Improving the quality of medical care using computer understanding of human language
How can computer-based analysis of free text—the narrative comments found in medical records and expressed in everyday language or technical terminology - help improve the quality of medical care?
Timothy Imler, M.D., of the Regenstrief Institute and Indiana University School of Medicine, will present "Quality Monitoring Utilizing Natural Language Processing" at the 2015 Healthcare Information and Management Systems Society's Conference and Exhibition in Chicago on April 14, a gathering of thousands of health care, government, public health, industry and other health information technology leaders.
"There is a vast quantity of medical knowledge in text documents. Employing natural language processing, a linguistic technique using sophisticated software to extract meaning from spoken or written language, allows the computer to 'understand' medical records in ways that were not possible previously," Dr. Imler, a Regenstrief Institute investigator and Indiana University School of Medicine assistant professor of medicine in the Division of Gastroenterology and Hepatology, said.

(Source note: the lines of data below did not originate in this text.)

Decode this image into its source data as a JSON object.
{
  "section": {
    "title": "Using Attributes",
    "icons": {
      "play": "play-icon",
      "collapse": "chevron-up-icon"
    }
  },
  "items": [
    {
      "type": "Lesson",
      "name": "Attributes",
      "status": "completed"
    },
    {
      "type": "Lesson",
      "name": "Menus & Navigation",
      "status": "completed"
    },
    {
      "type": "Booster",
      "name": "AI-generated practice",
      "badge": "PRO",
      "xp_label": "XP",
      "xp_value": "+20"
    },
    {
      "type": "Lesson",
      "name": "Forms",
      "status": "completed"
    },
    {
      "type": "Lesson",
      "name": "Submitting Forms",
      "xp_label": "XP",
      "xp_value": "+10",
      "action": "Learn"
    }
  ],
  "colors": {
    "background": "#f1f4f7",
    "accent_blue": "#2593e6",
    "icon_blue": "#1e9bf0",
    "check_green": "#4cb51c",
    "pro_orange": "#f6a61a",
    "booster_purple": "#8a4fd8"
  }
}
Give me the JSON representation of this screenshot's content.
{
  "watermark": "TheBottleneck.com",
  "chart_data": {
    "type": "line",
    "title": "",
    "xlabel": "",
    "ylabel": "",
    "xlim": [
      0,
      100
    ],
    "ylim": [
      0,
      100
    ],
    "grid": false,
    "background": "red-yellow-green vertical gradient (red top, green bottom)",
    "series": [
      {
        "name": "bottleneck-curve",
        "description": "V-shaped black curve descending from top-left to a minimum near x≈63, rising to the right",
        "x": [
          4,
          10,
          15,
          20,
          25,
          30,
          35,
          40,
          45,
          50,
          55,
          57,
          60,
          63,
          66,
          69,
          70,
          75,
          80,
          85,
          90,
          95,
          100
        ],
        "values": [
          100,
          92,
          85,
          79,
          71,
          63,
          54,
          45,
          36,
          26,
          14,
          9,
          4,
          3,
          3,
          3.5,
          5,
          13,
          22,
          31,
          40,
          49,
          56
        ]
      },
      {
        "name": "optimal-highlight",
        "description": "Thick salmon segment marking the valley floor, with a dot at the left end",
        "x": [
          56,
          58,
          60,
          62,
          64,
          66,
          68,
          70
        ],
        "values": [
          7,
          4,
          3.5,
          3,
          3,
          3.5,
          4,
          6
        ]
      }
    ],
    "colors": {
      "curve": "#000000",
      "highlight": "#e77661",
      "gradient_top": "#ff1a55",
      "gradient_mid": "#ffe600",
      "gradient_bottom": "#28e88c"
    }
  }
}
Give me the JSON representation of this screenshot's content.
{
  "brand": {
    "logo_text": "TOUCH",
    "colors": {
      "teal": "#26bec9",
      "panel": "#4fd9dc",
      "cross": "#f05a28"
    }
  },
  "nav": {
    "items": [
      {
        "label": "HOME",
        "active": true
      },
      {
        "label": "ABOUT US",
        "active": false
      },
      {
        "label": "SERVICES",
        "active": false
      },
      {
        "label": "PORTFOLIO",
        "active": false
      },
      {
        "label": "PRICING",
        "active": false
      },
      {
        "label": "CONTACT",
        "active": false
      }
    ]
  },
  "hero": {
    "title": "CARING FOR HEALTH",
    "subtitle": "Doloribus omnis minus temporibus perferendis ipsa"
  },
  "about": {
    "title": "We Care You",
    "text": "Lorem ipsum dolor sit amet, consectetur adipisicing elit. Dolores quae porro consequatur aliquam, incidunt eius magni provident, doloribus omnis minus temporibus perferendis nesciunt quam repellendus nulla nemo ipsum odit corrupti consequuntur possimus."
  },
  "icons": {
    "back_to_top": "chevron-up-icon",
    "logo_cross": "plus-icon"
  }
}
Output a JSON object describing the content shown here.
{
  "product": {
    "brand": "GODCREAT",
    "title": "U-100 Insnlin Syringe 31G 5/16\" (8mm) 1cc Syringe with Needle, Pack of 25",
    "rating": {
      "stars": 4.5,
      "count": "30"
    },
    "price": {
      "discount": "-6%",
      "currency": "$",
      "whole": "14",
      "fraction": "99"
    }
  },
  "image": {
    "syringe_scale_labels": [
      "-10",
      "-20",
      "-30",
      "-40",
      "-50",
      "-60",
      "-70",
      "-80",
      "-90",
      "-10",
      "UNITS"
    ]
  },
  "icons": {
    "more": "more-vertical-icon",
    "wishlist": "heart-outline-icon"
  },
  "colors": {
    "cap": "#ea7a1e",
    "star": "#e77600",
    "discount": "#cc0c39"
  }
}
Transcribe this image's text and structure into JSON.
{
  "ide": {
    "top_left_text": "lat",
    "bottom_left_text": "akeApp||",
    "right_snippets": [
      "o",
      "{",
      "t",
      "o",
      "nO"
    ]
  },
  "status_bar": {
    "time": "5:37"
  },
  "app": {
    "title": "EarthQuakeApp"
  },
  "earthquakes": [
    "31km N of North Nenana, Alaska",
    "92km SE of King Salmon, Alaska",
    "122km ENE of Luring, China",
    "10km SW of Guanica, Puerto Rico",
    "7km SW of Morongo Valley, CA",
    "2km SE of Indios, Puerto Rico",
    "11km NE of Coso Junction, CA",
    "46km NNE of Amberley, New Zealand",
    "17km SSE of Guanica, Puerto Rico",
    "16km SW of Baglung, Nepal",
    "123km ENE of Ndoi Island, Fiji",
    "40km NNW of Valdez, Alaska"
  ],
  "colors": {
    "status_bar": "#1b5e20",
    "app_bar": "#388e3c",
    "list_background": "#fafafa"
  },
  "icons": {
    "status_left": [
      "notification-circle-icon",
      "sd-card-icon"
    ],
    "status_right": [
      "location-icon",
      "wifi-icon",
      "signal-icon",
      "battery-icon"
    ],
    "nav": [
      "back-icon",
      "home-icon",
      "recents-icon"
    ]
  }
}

"For example, with natural language processing we can use computers to track quality of care at the individual provider, service line and health-care systems levels. That gives us a practical, new tool for enhancing quality," Dr. Imler said.
The Regenstrief Institute's Center for Biomedical Informatics is an innovator in the clinical application of natural language processing. At the HIMSS gathering Dr. Imler will explore how the utilization of natural language processing can be implemented to improve care. A gastroenterologist and informatician, he recently published a multi-center study of the impact of natural language processing on colonoscopy, including quality and completeness of reporting of the findings, as well as recommendations for the surveillance interval.
"Text documents have historically been black boxes to researchers and quality experts, because they had to be laboriously evaluated by hand, one at a time," Dr. Imler said. "With natural language processing we can utilize mountains of data we already have to improve care and, as appropriate, provide information to those who need it including physicians, payers and accountable care organizations.
"We want access to the treasure trove of information contained in narratives and we have already accomplished that in Indiana through the Indiana Network for Patient Care, developed by the Regenstrief Institute and now supported by the Indiana Health Information Exchange."
The Indiana Network for Patient Care currently has more than 90 million documents with narratives on 3.3 million patients. With the application of natural language processing, these documents are read and analyzed by computers, and interpreted by clinicians and quality control experts.
To date most hospital systems do not use natural language processing, according to Dr. Imler, a deficiency he says can be corrected with expertise but without much additional expense, as the difference in cost of processing one text field and a million is negligible.
The HIMSS Annual Conference & Exhibition ranks as one of the largest health IT gatherings in the world.